Prompt injection is the most common real-world attack on LLM applications: you don’t exploit the model, you simply feed it instructions disguised as data. In enterprise systems, that data comes from customer messages, tickets, emails, PDFs, wiki pages, and even tool outputs—exactly the surfaces you want to automate.
It is also different from a jailbreak. A jailbreak is a user trying to persuade the model; prompt injection is an attacker hiding directives inside content so the model follows them while doing something else (summarising a document, answering a question, filing a case, issuing a refund).
Treat prompts as an interface boundary. Combine zero-trust AI integration thinking with safe tool exposure: validate what enters the model, and strictly constrain what the model can do.
Where injection enters
Injection typically arrives through three paths. First is direct user input: instructions embedded in “notes”, “attachments”, or “copied from a doc” text. Second is retrieval: a malicious or compromised document in your knowledge base can instruct the model to ignore policies, leak secrets, or call tools. Third is tool output: if you pass tool responses back into the model without sanitisation, an upstream system can become an injection source.
Agents amplify the impact because they combine language with actions. A single successful injection can trigger a chain: call a tool, pull more data, and then exfiltrate it in the final response. This is why “the model should ignore it” is not a control—controls must be enforced outside the model.
Design a layered defence
There is no single “magic prompt” that blocks injection.
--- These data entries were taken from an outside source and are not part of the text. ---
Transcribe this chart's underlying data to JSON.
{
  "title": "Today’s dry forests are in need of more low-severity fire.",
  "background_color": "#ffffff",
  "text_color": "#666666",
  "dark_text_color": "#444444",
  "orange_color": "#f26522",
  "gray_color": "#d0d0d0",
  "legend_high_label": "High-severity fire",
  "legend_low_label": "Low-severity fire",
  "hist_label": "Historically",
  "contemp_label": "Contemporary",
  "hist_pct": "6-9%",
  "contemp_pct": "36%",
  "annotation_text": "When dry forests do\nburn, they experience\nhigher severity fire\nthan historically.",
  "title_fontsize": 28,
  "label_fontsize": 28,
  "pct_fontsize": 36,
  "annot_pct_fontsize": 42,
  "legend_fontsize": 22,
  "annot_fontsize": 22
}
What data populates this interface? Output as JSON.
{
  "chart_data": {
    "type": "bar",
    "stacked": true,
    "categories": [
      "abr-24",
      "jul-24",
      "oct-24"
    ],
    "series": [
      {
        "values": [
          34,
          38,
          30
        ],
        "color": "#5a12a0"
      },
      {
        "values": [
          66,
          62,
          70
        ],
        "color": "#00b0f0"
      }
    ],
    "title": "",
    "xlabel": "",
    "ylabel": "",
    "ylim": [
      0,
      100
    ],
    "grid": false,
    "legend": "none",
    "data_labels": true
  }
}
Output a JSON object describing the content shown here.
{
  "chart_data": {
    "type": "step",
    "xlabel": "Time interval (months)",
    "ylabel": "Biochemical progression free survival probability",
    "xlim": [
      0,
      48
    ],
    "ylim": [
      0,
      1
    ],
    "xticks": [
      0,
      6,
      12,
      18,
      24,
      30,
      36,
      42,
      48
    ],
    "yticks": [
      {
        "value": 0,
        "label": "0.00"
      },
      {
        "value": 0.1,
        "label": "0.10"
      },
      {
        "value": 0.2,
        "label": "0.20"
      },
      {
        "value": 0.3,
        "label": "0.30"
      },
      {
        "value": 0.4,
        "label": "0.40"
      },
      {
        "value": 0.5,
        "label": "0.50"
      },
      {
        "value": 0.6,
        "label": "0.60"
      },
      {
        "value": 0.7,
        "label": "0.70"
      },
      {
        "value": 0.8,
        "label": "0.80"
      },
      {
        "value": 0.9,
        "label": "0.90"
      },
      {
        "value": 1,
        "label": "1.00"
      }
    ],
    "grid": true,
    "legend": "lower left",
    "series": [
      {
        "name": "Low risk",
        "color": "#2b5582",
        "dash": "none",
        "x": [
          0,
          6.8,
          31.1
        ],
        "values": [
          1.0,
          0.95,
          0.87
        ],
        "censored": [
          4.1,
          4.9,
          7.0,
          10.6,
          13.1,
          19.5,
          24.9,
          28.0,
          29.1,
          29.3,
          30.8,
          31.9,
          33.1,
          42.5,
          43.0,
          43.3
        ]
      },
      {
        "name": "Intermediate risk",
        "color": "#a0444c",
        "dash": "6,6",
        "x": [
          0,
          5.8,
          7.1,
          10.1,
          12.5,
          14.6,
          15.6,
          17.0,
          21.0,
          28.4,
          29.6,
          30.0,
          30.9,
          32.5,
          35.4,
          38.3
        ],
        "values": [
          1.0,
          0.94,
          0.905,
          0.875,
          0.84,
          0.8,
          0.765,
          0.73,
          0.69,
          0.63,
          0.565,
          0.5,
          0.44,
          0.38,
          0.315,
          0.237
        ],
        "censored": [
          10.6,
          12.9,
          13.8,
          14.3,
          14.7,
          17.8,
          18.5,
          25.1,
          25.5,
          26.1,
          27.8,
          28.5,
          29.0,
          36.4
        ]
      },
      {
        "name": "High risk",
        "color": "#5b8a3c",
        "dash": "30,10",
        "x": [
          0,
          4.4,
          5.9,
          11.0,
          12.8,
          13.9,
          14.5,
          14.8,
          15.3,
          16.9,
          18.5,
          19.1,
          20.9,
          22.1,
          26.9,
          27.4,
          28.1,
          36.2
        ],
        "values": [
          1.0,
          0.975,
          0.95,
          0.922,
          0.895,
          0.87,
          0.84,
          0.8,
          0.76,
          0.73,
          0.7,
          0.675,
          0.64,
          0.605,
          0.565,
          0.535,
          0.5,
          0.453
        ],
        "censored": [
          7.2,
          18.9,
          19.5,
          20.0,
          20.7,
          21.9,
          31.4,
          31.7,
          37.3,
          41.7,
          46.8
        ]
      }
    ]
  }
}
You need multiple layers that fail independently. A useful mental model is: sanitise inputs, separate instructions from data, constrain capabilities, and observe behavior.
Separation matters most: keep system instructions short and stable, and present retrieved documents as quoted, untrusted context with explicit boundaries. If you need dynamic policy, implement it as code (or a policy engine), not as prose in the prompt.
- Validate and canonicalise untrusted inputs. Normalise encodings, strip invisible characters, and detect instruction-like blocks before they reach the prompt.
- Fence retrieved content. Wrap documents as “untrusted context”, prefer citations, and avoid copying large blobs that can smuggle directives.
- Enforce retrieval permissions. Apply ACL checks at query time and keep tenant boundaries strict so one customer’s documents can’t influence another’s answers.
- Gate tool calls with policy. Enforce allowlists, parameter schemas, and preconditions (identity verified, amount within limit). Reject ambiguous calls rather than asking the model to “try again”.
- Constrain outputs and parsing. Use typed response formats for tool plans, run strict parsers, and fall back to safe refusal or human escalation when output doesn’t validate.
- Keep secrets out of context. Never place API keys or privileged URLs in prompts; use scoped credentials in the tool layer instead.
Make it operational
Make injection defense measurable. Log prompts, retrieval IDs, tool decisions and refusal reasons with enough context to debug, but with sensitive fields redacted. Add detectors that flag abnormal tool invocation, suspicious instruction markers, and PII leakage. Wire those alerts into runbooks that tell operators when to switch to conservative prompts, disable tools, or route to a human.
When you do find a successful injection, treat it like any other security incident: identify the source (user, document, tool), quarantine it, and add the exact attack prompt to your regression suite. The fastest improvements come from turning real attempts into repeatable tests.
Test like an attacker. Maintain a red-team suite—see Red Teaming LLM Applications—and run it in CI and staging. Prompt injection is not solved once; it is managed continuously as new content sources, tools and models are introduced.